47Die Klägerin ist dieser Darlegungslast zwar schriftsätzlich zunächst nachgekommen, indem sie hat vortragen lassen, „die Klägerseite [gebe] die Telefonnummer stets bewusst und zielgerichtet weiter, und [mache] diese nicht wahl- und grundlos der Öffentlichkeit zugänglich, wie etwa im Internet“ (zuletzt Berufungsbegründung vom 19.08.2024, eGA II-111). Die persönliche Anhörung der Klägerin gemäß § 141 ZPO hat allerdings diesen schriftsätzlichen Vortrag weder präzisiert, geschweige denn bestätigt, sondern vielmehr ergeben, dass die Klägerin die streitgegenständliche Mobilfunknummer nach eigenen Angaben eigentlich an alle weitergibt, wenn sie auch manchmal die Rufnummernanzeige bei Anrufen ausschaltet, auf Nachfrage aber ihre Nummer doch herausgibt (Berichterstattervermerk vom 05.11.2024 Seite 2 Abs. 8, eGA II-611). Zudem nutzt sie – wie es allgemein üblich sein dürfte, eben weil es sich regelmäßig um kein geheimes Datum, sondern um eines zur Kontaktaufnahme handelt – ihre Rufnummer in sozialen Netzwerken und auf Handelsplattformen, wenn auch nicht sonst öffentlich sichtbar, und damit im Internet (Berichterstattervermerk vom 05.11.2024 Seite 2 Abs. 9 f., eGA II-611). Zudem gibt sie in privaten Angelegenheiten auf ihrer Visitenkarte ihre Handynummer an (Berichterstattervermerk vom 05.11.2024 Seite 2 Abs. 11, eGA II-611). Damit hat die Klägerin den schriftsätzlichen Vortrag zum sensiblen und gezielten Einsatz gerade nicht bestätigt.

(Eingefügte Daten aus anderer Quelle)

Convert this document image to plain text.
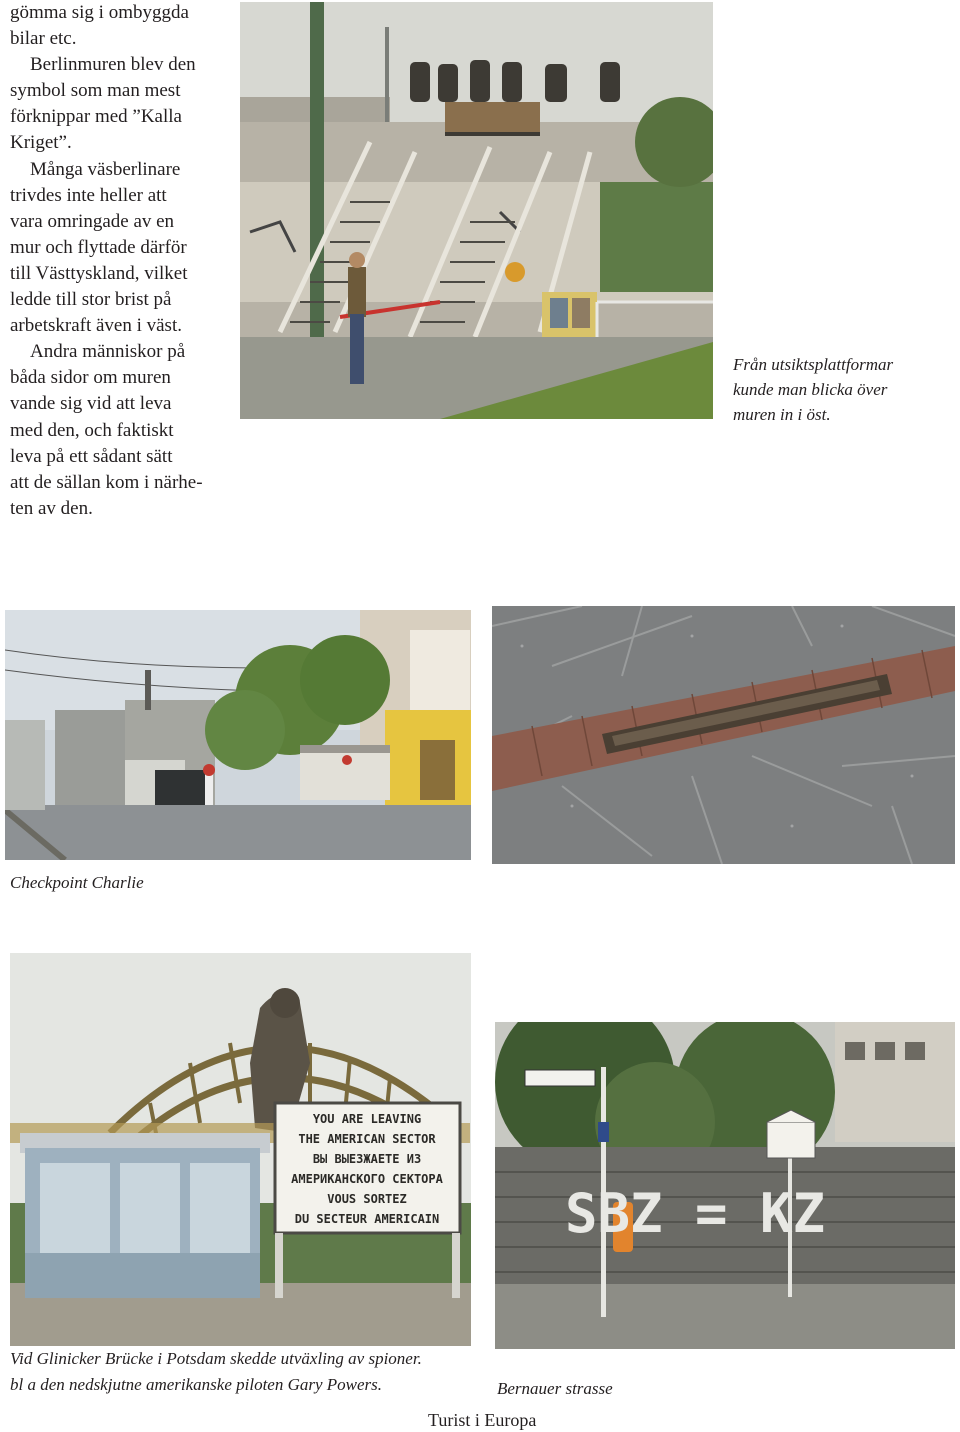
gömma sig i ombyggda

bilar etc.

Berlinmuren blev den

symbol som man mest

förknippar med ”Kalla

Kriget”.

Många väsberlinare

trivdes inte heller att

vara omringade av en

mur och flyttade därför

till Västtyskland, vilket

ledde till stor brist på

arbetskraft även i väst.

Andra människor på

båda sidor om muren

vande sig vid att leva

med den, och faktiskt

leva på ett sådant sätt

att de sällan kom i närhe-

ten av den.

Från utsiktsplattformar
kunde man blicka över
muren in i öst.
Checkpoint Charlie
YOU ARE LEAVING
THE AMERICAN SECTOR
ВЫ ВЫЕЗЖАЕТЕ ИЗ
АМЕРИКАНСКОГО СЕКТОРА
VOUS SORTEZ
DU SECTEUR AMERICAIN SBZ = KZ
Vid Glinicker Brücke i Potsdam skedde utväxling av spioner.
bl a den nedskjutne amerikanske piloten Gary Powers.	Bernauer strasse
Turist i Europa
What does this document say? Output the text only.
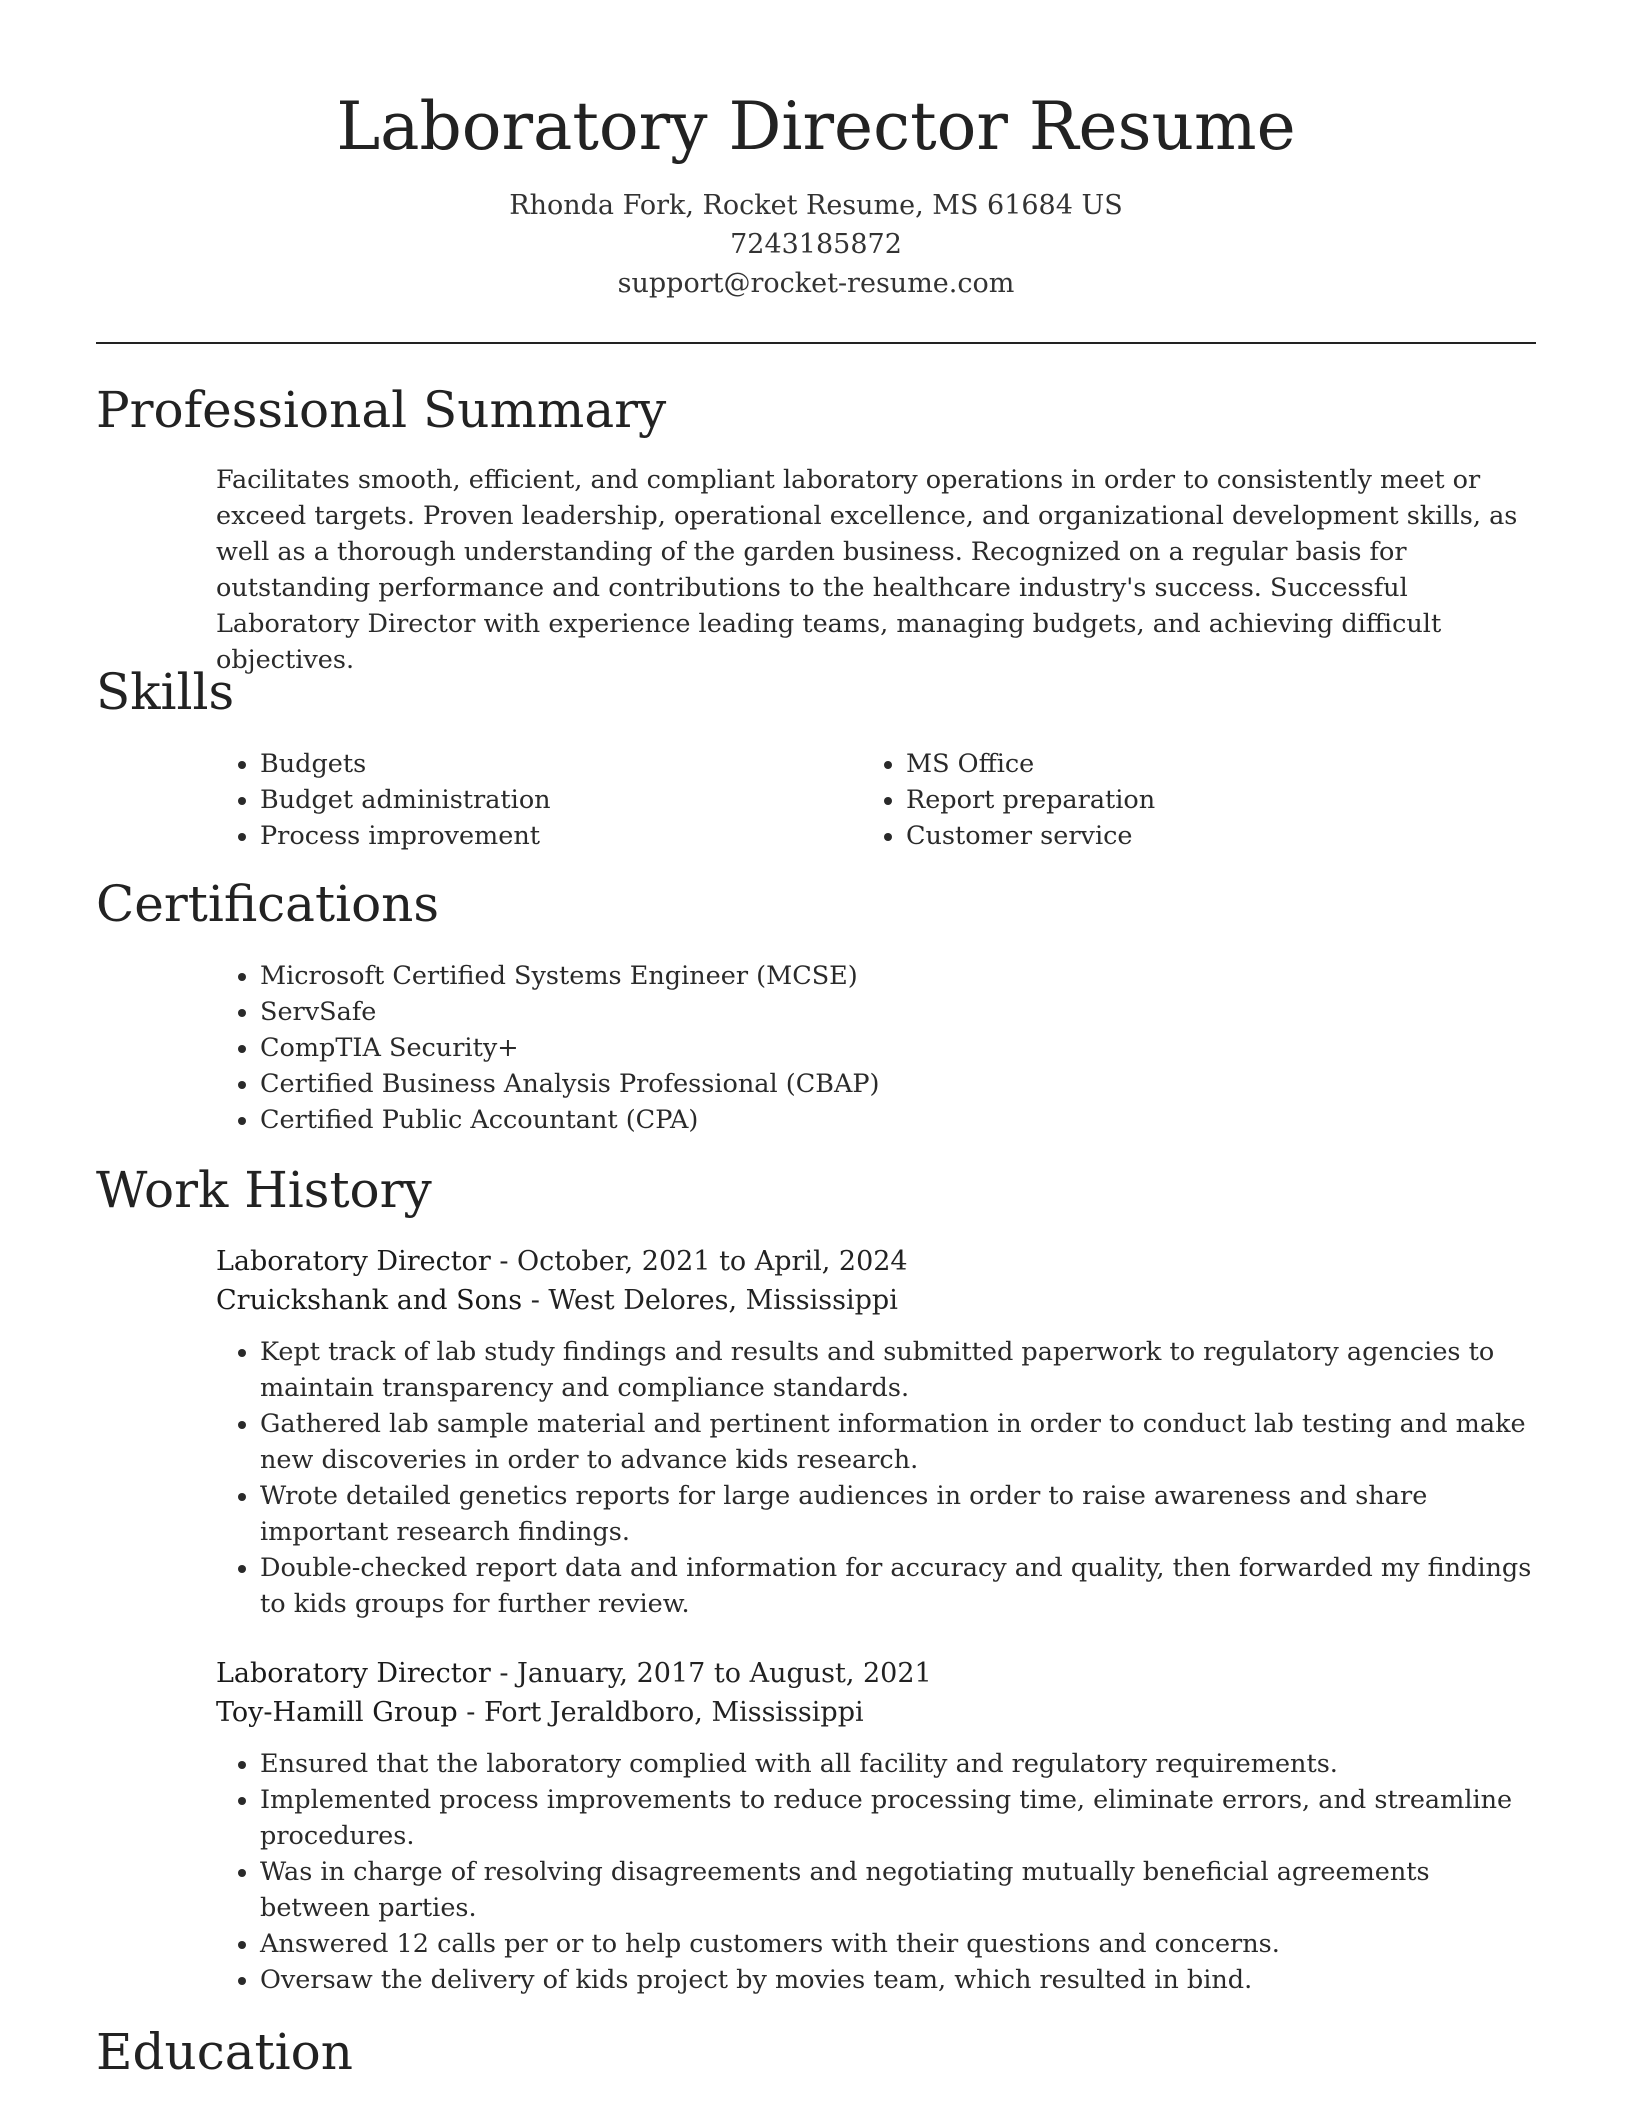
Laboratory Director Resume
Rhonda Fork, Rocket Resume, MS 61684 US
7243185872
support@rocket-resume.com
Professional Summary
Facilitates smooth, efficient, and compliant laboratory operations in order to consistently meet or exceed targets. Proven leadership, operational excellence, and organizational development skills, as well as a thorough understanding of the garden business. Recognized on a regular basis for outstanding performance and contributions to the healthcare industry's success. Successful Laboratory Director with experience leading teams, managing budgets, and achieving difficult objectives.
Skills
• Budgets
• Budget administration
• Process improvement
• MS Office
• Report preparation
• Customer service
Certifications
• Microsoft Certified Systems Engineer (MCSE)
• ServSafe
• CompTIA Security+
• Certified Business Analysis Professional (CBAP)
• Certified Public Accountant (CPA)
Work History
Laboratory Director - October, 2021 to April, 2024
Cruickshank and Sons - West Delores, Mississippi
• Kept track of lab study findings and results and submitted paperwork to regulatory agencies to maintain transparency and compliance standards.
• Gathered lab sample material and pertinent information in order to conduct lab testing and make new discoveries in order to advance kids research.
• Wrote detailed genetics reports for large audiences in order to raise awareness and share important research findings.
• Double-checked report data and information for accuracy and quality, then forwarded my findings to kids groups for further review.
Laboratory Director - January, 2017 to August, 2021
Toy-Hamill Group - Fort Jeraldboro, Mississippi
• Ensured that the laboratory complied with all facility and regulatory requirements.
• Implemented process improvements to reduce processing time, eliminate errors, and streamline procedures.
• Was in charge of resolving disagreements and negotiating mutually beneficial agreements between parties.
• Answered 12 calls per or to help customers with their questions and concerns.
• Oversaw the delivery of kids project by movies team, which resulted in bind.
Education
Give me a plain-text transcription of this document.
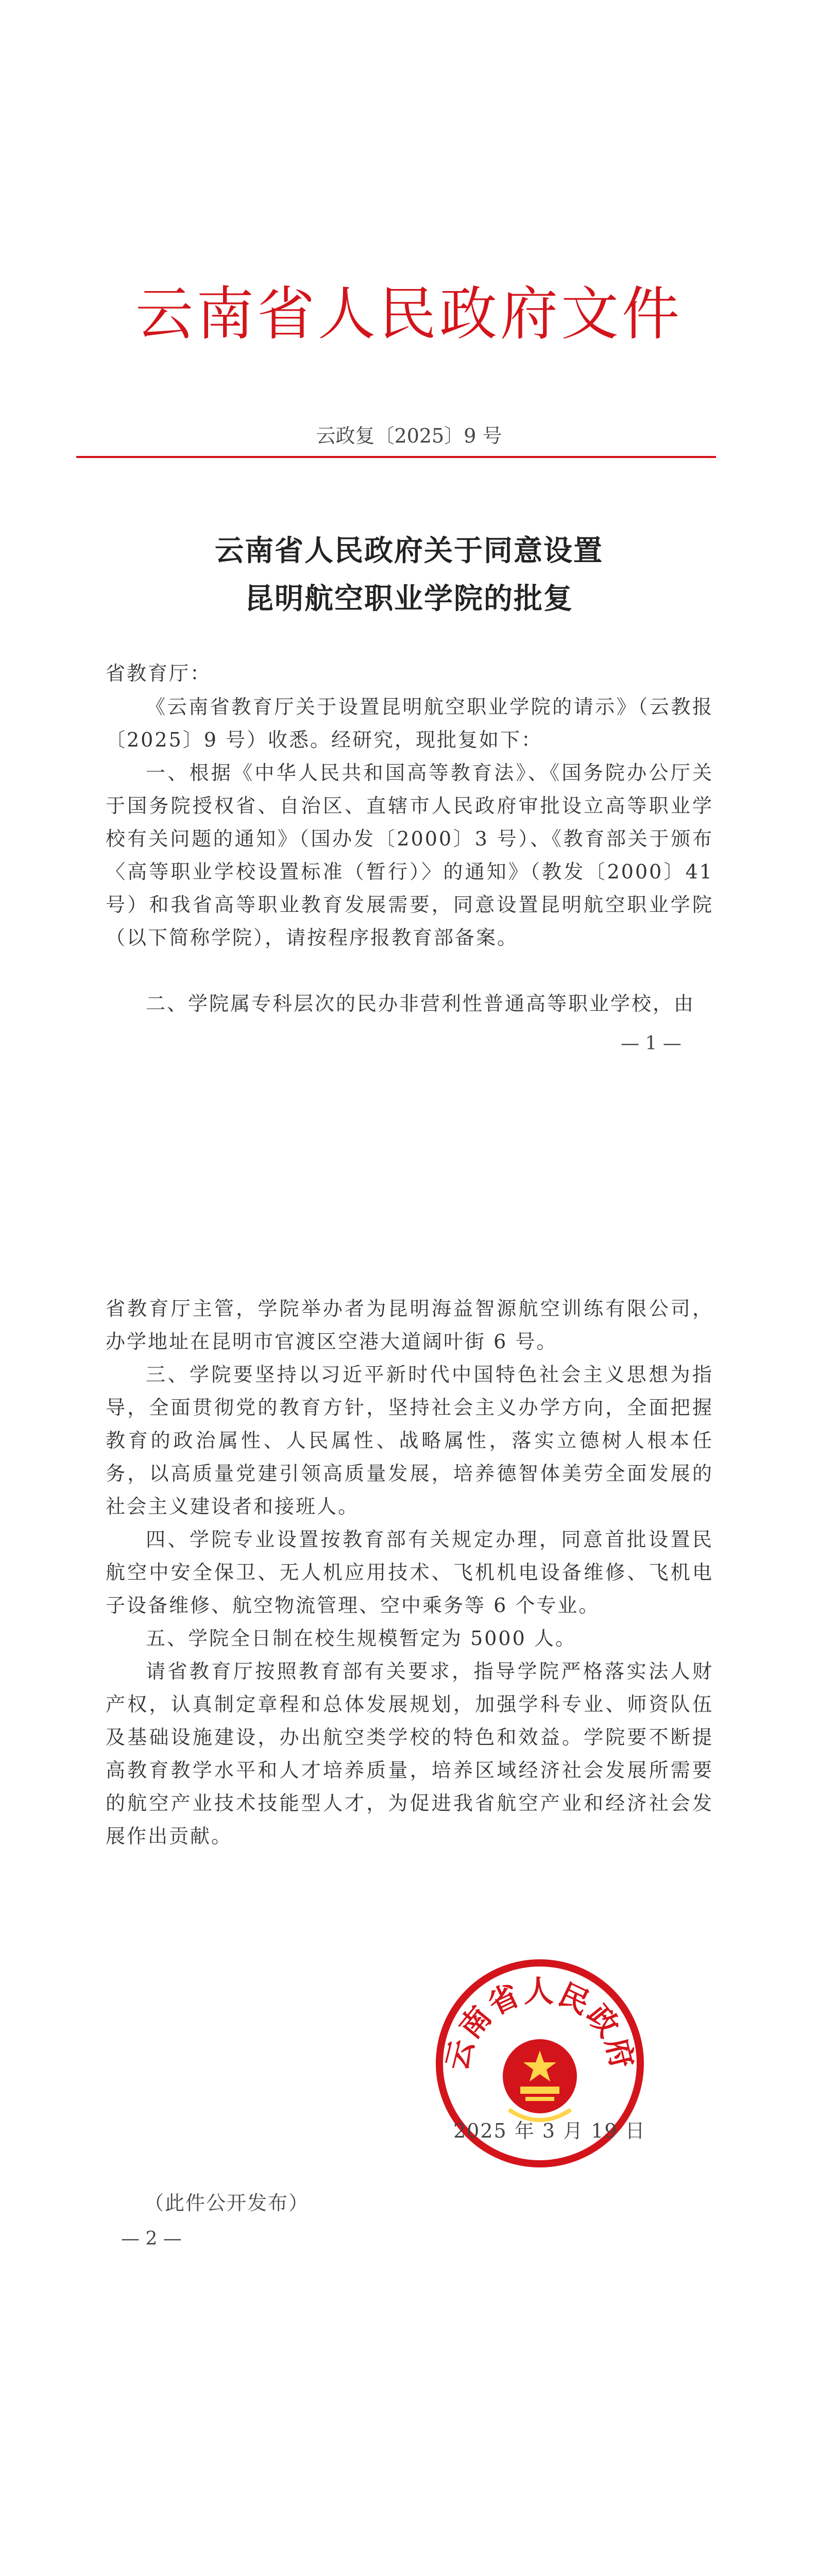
云南省人民政府文件
云政复〔2025〕9 号
云南省人民政府关于同意设置
昆明航空职业学院的批复
省教育厅：
《云南省教育厅关于设置昆明航空职业学院的请示》（云教报〔2025〕9 号）收悉。经研究，现批复如下：
一、根据《中华人民共和国高等教育法》、《国务院办公厅关于国务院授权省、自治区、直辖市人民政府审批设立高等职业学校有关问题的通知》（国办发〔2000〕3 号）、《教育部关于颁布〈高等职业学校设置标准（暂行）〉的通知》（教发〔2000〕41 号）和我省高等职业教育发展需要，同意设置昆明航空职业学院（以下简称学院），请按程序报教育部备案。
二、学院属专科层次的民办非营利性普通高等职业学校，由
— 1 —
省教育厅主管，学院举办者为昆明海益智源航空训练有限公司，办学地址在昆明市官渡区空港大道阔叶街 6 号。
三、学院要坚持以习近平新时代中国特色社会主义思想为指导，全面贯彻党的教育方针，坚持社会主义办学方向，全面把握教育的政治属性、人民属性、战略属性，落实立德树人根本任务，以高质量党建引领高质量发展，培养德智体美劳全面发展的社会主义建设者和接班人。
四、学院专业设置按教育部有关规定办理，同意首批设置民航空中安全保卫、无人机应用技术、飞机机电设备维修、飞机电子设备维修、航空物流管理、空中乘务等 6 个专业。
五、学院全日制在校生规模暂定为 5000 人。
请省教育厅按照教育部有关要求，指导学院严格落实法人财产权，认真制定章程和总体发展规划，加强学科专业、师资队伍及基础设施建设，办出航空类学校的特色和效益。学院要不断提高教育教学水平和人才培养质量，培养区域经济社会发展所需要的航空产业技术技能型人才，为促进我省航空产业和经济社会发展作出贡献。
云南省人民政府
2025 年 3 月 19 日
（此件公开发布）
— 2 —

48Soweit sich infolgedessen schriftsätzlicher Klage- und Berufungsvortrag zum sensiblen und zurückhaltenden Umgang mit den eigenen Kontaktdaten, namentlich der Telefonnummer, mit den Angaben der Klägerin im Rahmen ihrer persönlichen Anhörung nicht in Einklang bringen lassen, hatte der Senat dies zu würdigen (st. Rspr. BGH Beschl. v. 25.10.2022 – VI ZR 382/21, BeckRS 2022, 35153 Rn. 15; BGH Urt. v. 17.2.2010 – IV ZR 259/08, VersR 2010, 473 Rn. 17; BGH Urt. v. 26.2.2009 – I ZR 155/07, BeckRS 2009, 9695 Rn. 8; BGH Urt. v. 7.2.2006 – VI ZR 20/05, NJW-RR 2006, 672 Rn. 7; BGH Urt. v. 1.3.1957 – VIII ZR 286/56, BeckRS 1957, 31194675 Ls.). Angesichts der Pauschalität des schriftsätzlichen Vortrags hegt der Senat keinerlei vernünftige Zweifel, dass die persönlichen Angaben der Klägerin zugrundezulegen sind.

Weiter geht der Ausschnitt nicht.